9. LIMITATION OF LIABILITY AND INDEMNITY:
(b) In no event will COMPANY and its affiliates be liable for any indirect, consequential, special, incidental, or punitive damages (including damages for loss of profits, goodwill, or any other intangible loss) arising out of, based on, or resulting from this Agreement or your use or access, or inability to use or access, the WEBSITE, PROGRAM, or any of the materials on the WEBSITE, whether based on (a) breach of contract, (b) breach of warranty, (c) negligence, or (d) any other cause of action, even if COMPANY has been advised of the possibility of such damages. To the fullest extent permissible pursuant to applicable law, COMPANY and its affiliates assume no responsibility for any (e) errors, mistakes, or inaccuracies of the Content or other materials, (f) personal injury or property damages, of any nature whatsoever, resulting from your access to or use of the PROGRAM and WEBSITE, (g) any unauthorized access to or use of our servers and/or any and all personal information stored therein, (h) any interruption or cessation of transmission to or from the WEBSITE, (i) any bugs, viruses, trojan horses, or the like that may be transmitted to or through our WEBSITE and Products by any third-parties, (j) any errors or omissions in any Content or other materials or for any loss or damage incurred as a result of the use of any materials posted, emailed, transmitted, or otherwise made available through the WEBSITE, and/or (k) the defamatory, offensive, or illegal conduct of any third-party.
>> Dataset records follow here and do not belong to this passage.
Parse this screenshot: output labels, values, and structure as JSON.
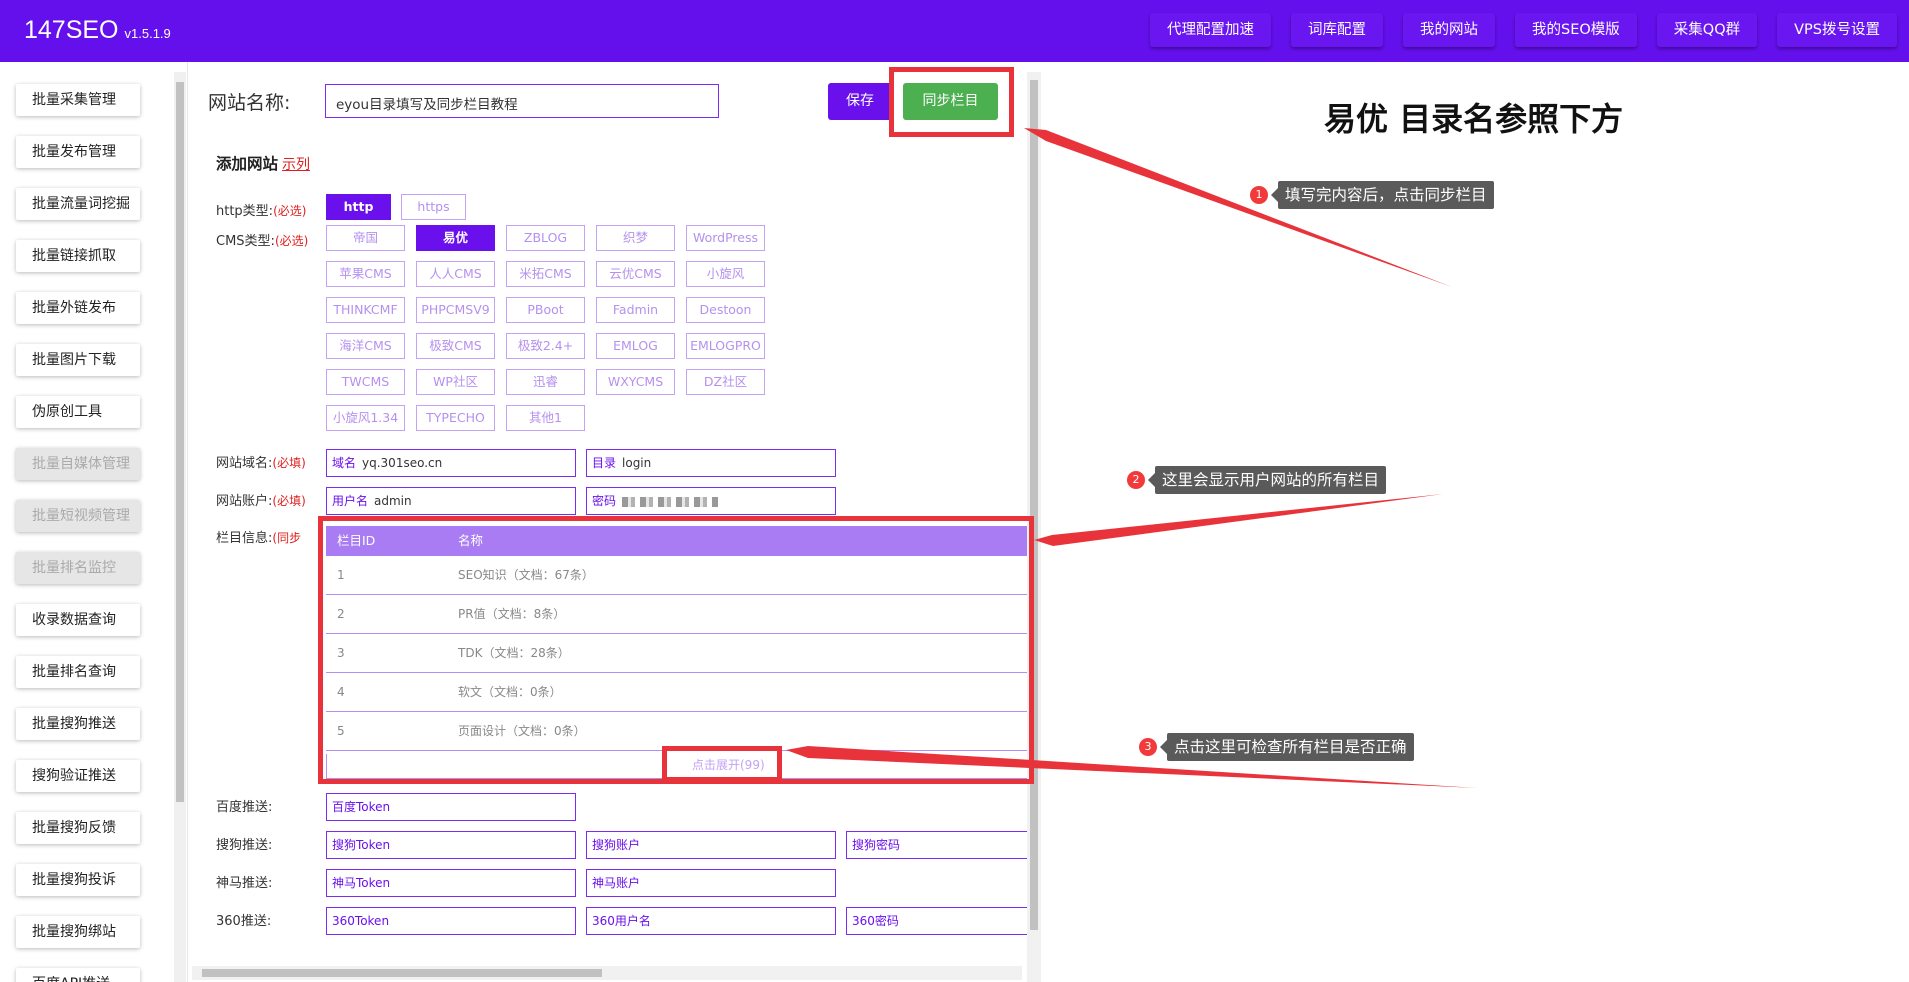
{
  "header": {
    "brand": "147SEO",
    "version": "v1.5.1.9",
    "nav": [
      "代理配置加速",
      "词库配置",
      "我的网站",
      "我的SEO模版",
      "采集QQ群",
      "VPS拨号设置"
    ]
  },
  "sidebar": {
    "items": [
      {
        "label": "批量采集管理",
        "disabled": false
      },
      {
        "label": "批量发布管理",
        "disabled": false
      },
      {
        "label": "批量流量词挖掘",
        "disabled": false
      },
      {
        "label": "批量链接抓取",
        "disabled": false
      },
      {
        "label": "批量外链发布",
        "disabled": false
      },
      {
        "label": "批量图片下载",
        "disabled": false
      },
      {
        "label": "伪原创工具",
        "disabled": false
      },
      {
        "label": "批量自媒体管理",
        "disabled": true
      },
      {
        "label": "批量短视频管理",
        "disabled": true
      },
      {
        "label": "批量排名监控",
        "disabled": true
      },
      {
        "label": "收录数据查询",
        "disabled": false
      },
      {
        "label": "批量排名查询",
        "disabled": false
      },
      {
        "label": "批量搜狗推送",
        "disabled": false
      },
      {
        "label": "搜狗验证推送",
        "disabled": false
      },
      {
        "label": "批量搜狗反馈",
        "disabled": false
      },
      {
        "label": "批量搜狗投诉",
        "disabled": false
      },
      {
        "label": "批量搜狗绑站",
        "disabled": false
      },
      {
        "label": "百度API推送",
        "disabled": false
      }
    ]
  },
  "form": {
    "site_name_label": "网站名称:",
    "site_name_value": "eyou目录填写及同步栏目教程",
    "save_label": "保存",
    "sync_label": "同步栏目",
    "section_title": "添加网站",
    "example_link": "示列",
    "http_label": "http类型:",
    "cms_label": "CMS类型:",
    "required_select": "(必选)",
    "http_options": [
      "http",
      "https"
    ],
    "http_selected": "http",
    "cms_options": [
      "帝国",
      "易优",
      "ZBLOG",
      "织梦",
      "WordPress",
      "苹果CMS",
      "人人CMS",
      "米拓CMS",
      "云优CMS",
      "小旋风",
      "THINKCMF",
      "PHPCMSV9",
      "PBoot",
      "Fadmin",
      "Destoon",
      "海洋CMS",
      "极致CMS",
      "极致2.4+",
      "EMLOG",
      "EMLOGPRO",
      "TWCMS",
      "WP社区",
      "迅睿",
      "WXYCMS",
      "DZ社区",
      "小旋风1.34",
      "TYPECHO",
      "其他1"
    ],
    "cms_selected": "易优",
    "domain_label": "网站域名:",
    "account_label": "网站账户:",
    "required_fill": "(必填)",
    "domain_prefix": "域名",
    "domain_value": "yq.301seo.cn",
    "dir_prefix": "目录",
    "dir_value": "login",
    "user_prefix": "用户名",
    "user_value": "admin",
    "pwd_prefix": "密码",
    "category_label": "栏目信息:",
    "category_hint": "(同步",
    "category_table": {
      "headers": [
        "栏目ID",
        "名称"
      ],
      "rows": [
        {
          "id": "1",
          "name": "SEO知识（文档：67条）"
        },
        {
          "id": "2",
          "name": "PR值（文档：8条）"
        },
        {
          "id": "3",
          "name": "TDK（文档：28条）"
        },
        {
          "id": "4",
          "name": "软文（文档：0条）"
        },
        {
          "id": "5",
          "name": "页面设计（文档：0条）"
        }
      ],
      "expand_label": "点击展开(99)"
    },
    "baidu_label": "百度推送:",
    "sogou_label": "搜狗推送:",
    "shenma_label": "神马推送:",
    "q360_label": "360推送:",
    "baidu_token": "百度Token",
    "sogou_token": "搜狗Token",
    "sogou_account": "搜狗账户",
    "sogou_pwd": "搜狗密码",
    "shenma_token": "神马Token",
    "shenma_account": "神马账户",
    "q360_token": "360Token",
    "q360_user": "360用户名",
    "q360_pwd": "360密码"
  },
  "annotations": {
    "title": "易优 目录名参照下方",
    "notes": [
      {
        "num": "1",
        "text": "填写完内容后，点击同步栏目"
      },
      {
        "num": "2",
        "text": "这里会显示用户网站的所有栏目"
      },
      {
        "num": "3",
        "text": "点击这里可检查所有栏目是否正确"
      }
    ],
    "highlight_color": "#e8333b"
  },
  "colors": {
    "brand_purple": "#6410ec",
    "sync_green": "#4caf50",
    "table_header": "#a97cf3",
    "required_red": "#e0201e"
  }
}
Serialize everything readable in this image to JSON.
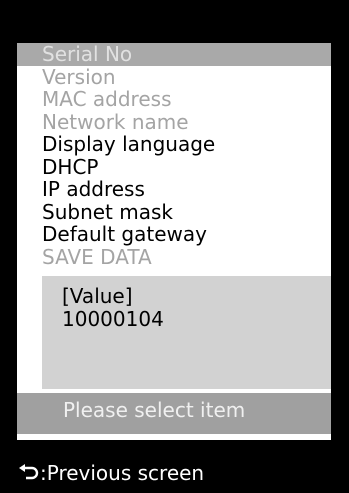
{
  "menu": {
    "items": [
      {
        "label": "Serial   No",
        "state": "selected"
      },
      {
        "label": "Version",
        "state": "disabled"
      },
      {
        "label": "MAC address",
        "state": "disabled"
      },
      {
        "label": "Network name",
        "state": "disabled"
      },
      {
        "label": "Display language",
        "state": "enabled"
      },
      {
        "label": "DHCP",
        "state": "enabled"
      },
      {
        "label": "IP address",
        "state": "enabled"
      },
      {
        "label": "Subnet mask",
        "state": "enabled"
      },
      {
        "label": "Default gateway",
        "state": "enabled"
      },
      {
        "label": "SAVE DATA",
        "state": "disabled"
      }
    ]
  },
  "value_box": {
    "label": "[Value]",
    "value": "10000104"
  },
  "status": {
    "message": "Please select item"
  },
  "footer": {
    "back_icon": "return-arrow-icon",
    "label": ":Previous screen"
  },
  "colors": {
    "background": "#000000",
    "panel": "#ffffff",
    "selected_row": "#a9a9a9",
    "disabled_text": "#a4a4a4",
    "value_box": "#d2d2d2",
    "status_bar": "#a0a0a0"
  }
}
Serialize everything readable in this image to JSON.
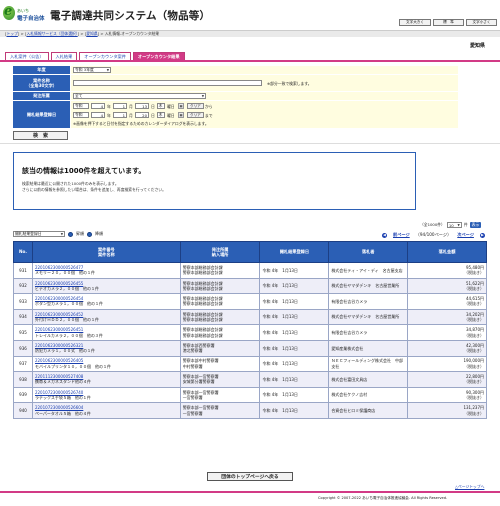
{
  "header": {
    "logo_small": "あいち",
    "logo_big": "電子自治体",
    "logo_letter": "e",
    "system_title": "電子調達共同システム（物品等）",
    "font_buttons": [
      "文字大きく",
      "標　準",
      "文字小さく"
    ]
  },
  "breadcrumb": {
    "items": [
      "トップ",
      "入札情報サービス（団体選択）",
      "愛知県",
      "入札情報-オープンカウンタ結果"
    ],
    "separator": " > "
  },
  "org_name": "愛知県",
  "tabs": [
    {
      "label": "入札案件（公告）",
      "active": false
    },
    {
      "label": "入札結果",
      "active": false
    },
    {
      "label": "オープンカウンタ案件",
      "active": false
    },
    {
      "label": "オープンカウンタ結果",
      "active": true
    }
  ],
  "form": {
    "year_label": "年度",
    "year_value": "令和 3年度",
    "name_label": "案件名称",
    "name_sub": "（全角30文字）",
    "name_hint": "※部分一致で検索します。",
    "section_label": "発注所属",
    "section_value": "全て",
    "date_label": "開札結果登録日",
    "from": {
      "era": "令和",
      "year": "4",
      "month": "1",
      "day": "13",
      "weekday": "木"
    },
    "to": {
      "era": "令和",
      "year": "4",
      "month": "1",
      "day": "20",
      "weekday": "木"
    },
    "unit_year": "年",
    "unit_month": "月",
    "unit_day": "日",
    "weekday_suffix": "曜日",
    "clear_label": "クリア",
    "from_suffix": "から",
    "to_suffix": "まで",
    "date_hint": "※画像を押下すると日付を指定するためのカレンダーダイアログを表示します。",
    "search_button": "検　索"
  },
  "message": {
    "title": "該当の情報は1000件を超えています。",
    "line1": "検索結果は最近に公開された1000件のみを表示します。",
    "line2": "さらに以前の情報を参照したい場合は、条件を追加し、再度検索を行ってください。"
  },
  "results": {
    "count_text": "（全1000件）",
    "per_page": "10",
    "per_page_unit": "件",
    "go": "表示",
    "sort_field": "開札結果登録日",
    "sort_asc": "昇順",
    "sort_desc": "降順",
    "prev": "前ページ",
    "page_info": "（94/100ページ）",
    "next": "次ページ",
    "headers": {
      "no": "No.",
      "item1": "案件番号",
      "item2": "案件名称",
      "sec1": "発注所属",
      "sec2": "納入場所",
      "date": "開札結果登録日",
      "company": "落札者",
      "amount": "落札金額"
    },
    "rows": [
      {
        "no": "931",
        "id": "2201062300000526477",
        "name": "メモリー２０，００個　他の１件",
        "sec": "警察本部総務部会計課",
        "place": "警察本部総務部会計課",
        "date": "令和 4年　1月13日",
        "company": "株式会社ティ・アイ・ディ　名古屋支店",
        "amount": "95,480円",
        "tax": "（税抜き）"
      },
      {
        "no": "932",
        "id": "2201062300000526455",
        "name": "ビデオカメラ２，００個　他の１件",
        "sec": "警察本部総務部会計課",
        "place": "警察本部総務部会計課",
        "date": "令和 4年　1月13日",
        "company": "株式会社ヤマダデンキ　名古屋営業所",
        "amount": "51,622円",
        "tax": "（税抜き）"
      },
      {
        "no": "933",
        "id": "2201062300000526454",
        "name": "ボタン型カメラ１，００個　他の１件",
        "sec": "警察本部総務部会計課",
        "place": "警察本部総務部会計課",
        "date": "令和 4年　1月13日",
        "company": "有限会社吉谷カメラ",
        "amount": "44,615円",
        "tax": "（税抜き）"
      },
      {
        "no": "934",
        "id": "2201062300000526452",
        "name": "外付けＨＤＤ２，００個　他の１件",
        "sec": "警察本部総務部会計課",
        "place": "警察本部総務部会計課",
        "date": "令和 4年　1月13日",
        "company": "株式会社ヤマダデンキ　名古屋営業所",
        "amount": "34,202円",
        "tax": "（税抜き）"
      },
      {
        "no": "935",
        "id": "2201062300000526451",
        "name": "トレイルカメラ２，００個　他の３件",
        "sec": "警察本部総務部会計課",
        "place": "警察本部総務部会計課",
        "date": "令和 4年　1月13日",
        "company": "有限会社吉谷カメラ",
        "amount": "34,870円",
        "tax": "（税抜き）"
      },
      {
        "no": "936",
        "id": "2201062300000526321",
        "name": "防犯カメラ１，００式　他の１件",
        "sec": "警察本部西警察署",
        "place": "港北警察署",
        "date": "令和 4年　1月13日",
        "company": "愛知産業株式会社",
        "amount": "42,300円",
        "tax": "（税抜き）"
      },
      {
        "no": "937",
        "id": "2201062300000526405",
        "name": "モバイルプリンタ１０，００個　他の１件",
        "sec": "警察本部中村警察署",
        "place": "中村警察署",
        "date": "令和 4年　1月13日",
        "company": "ＮＥＣフィールディング株式会社　中部支社",
        "amount": "190,000円",
        "tax": "（税抜き）"
      },
      {
        "no": "938",
        "id": "2201112300000527408",
        "name": "携帯＆メガネスタンド他の４件",
        "sec": "警察本部一宮警察署",
        "place": "安城第分署警察署",
        "date": "令和 4年　1月13日",
        "company": "株式会社富田文具店",
        "amount": "22,800円",
        "tax": "（税抜き）"
      },
      {
        "no": "939",
        "id": "2201072300000526740",
        "name": "ラテックス手袋５箱　他の１件",
        "sec": "警察本部一宮警察署",
        "place": "一宮警察署",
        "date": "令和 4年　1月13日",
        "company": "株式会社ケクノ吉村",
        "amount": "90,300円",
        "tax": "（税抜き）"
      },
      {
        "no": "940",
        "id": "2201072300000526604",
        "name": "ペーパータオル５箱　他の４件",
        "sec": "警察本部一宮警察署",
        "place": "一宮警察署",
        "date": "令和 4年　1月13日",
        "company": "合資会社ヒロミ保護商店",
        "amount": "131,237円",
        "tax": "（税抜き）"
      }
    ]
  },
  "top_button": "団体のトップページへ戻る",
  "page_top": "△ページトップへ",
  "copyright": "Copyright © 2007-2022 あいち電子自治体推進協議会. All Rights Reserved."
}
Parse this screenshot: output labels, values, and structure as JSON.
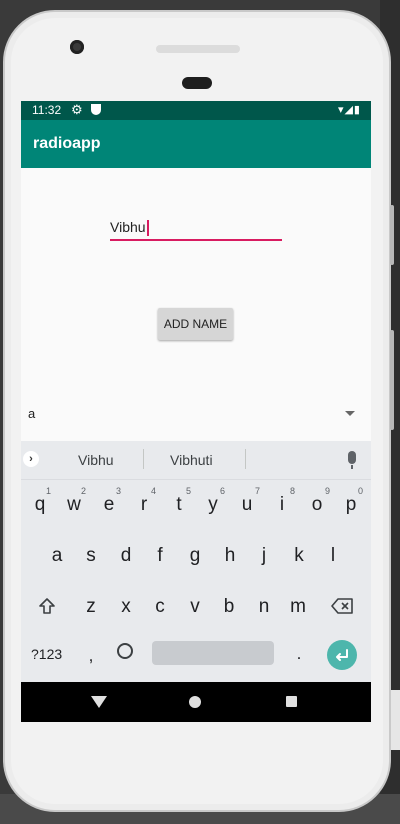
{
  "status_bar": {
    "time": "11:32",
    "icons": [
      "gear-icon",
      "shield-icon",
      "wifi-icon",
      "signal-icon",
      "battery-icon"
    ]
  },
  "app_bar": {
    "title": "radioapp"
  },
  "form": {
    "name_value": "Vibhu",
    "add_button_label": "ADD NAME",
    "spinner_value": "a"
  },
  "keyboard": {
    "suggestions": [
      "Vibhu",
      "Vibhuti"
    ],
    "row1": [
      "q",
      "w",
      "e",
      "r",
      "t",
      "y",
      "u",
      "i",
      "o",
      "p"
    ],
    "row1_hints": [
      "1",
      "2",
      "3",
      "4",
      "5",
      "6",
      "7",
      "8",
      "9",
      "0"
    ],
    "row2": [
      "a",
      "s",
      "d",
      "f",
      "g",
      "h",
      "j",
      "k",
      "l"
    ],
    "row3": [
      "z",
      "x",
      "c",
      "v",
      "b",
      "n",
      "m"
    ],
    "symbols_label": "?123",
    "comma": ",",
    "period": "."
  },
  "colors": {
    "status_bar": "#00574b",
    "app_bar": "#008577",
    "accent": "#d81b60",
    "enter_key": "#4db6ac"
  }
}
The aggregate liability of COMPANY and its affiliates to you for all claims arising out of or relating to the use of or inability to use any portion of the Services, Products or otherwise under this Agreement, whether in contract, tort, or otherwise is limited to $10.00. Some jurisdictions do not allow the exclusion or limitation of liability for consequential damages. Accordingly, the above limitations may not apply to you. Each provision of this Agreement that provides for a limitation of liability, disclaimer of warranties, or exclusion of damages is intended to and does allocate the risks between the parties under this Agreement. This allocation is an essential element of the Agreement of the parties. The limitations in this section will apply even if any limited remedy fails its essential purpose.
(c) You agree to defend, indemnify, and hold Company, its affiliates, licensors, suppliers, and third-party service providers, and each of their respective members, officers, employees, contractors, agents, successors, and assigns harmless from and against any claims, actions, demands, liabilities, and settlements including, without limitation, reasonable legal and accounting fees, resulting from, or alleged to result from, your use of the website, the Program, or your violation of this Agreement. Company reserves the right to assume the exclusive defense and control of any matter otherwise subject to indemnification by the user, in which event the user will cooperate in asserting any available defenses.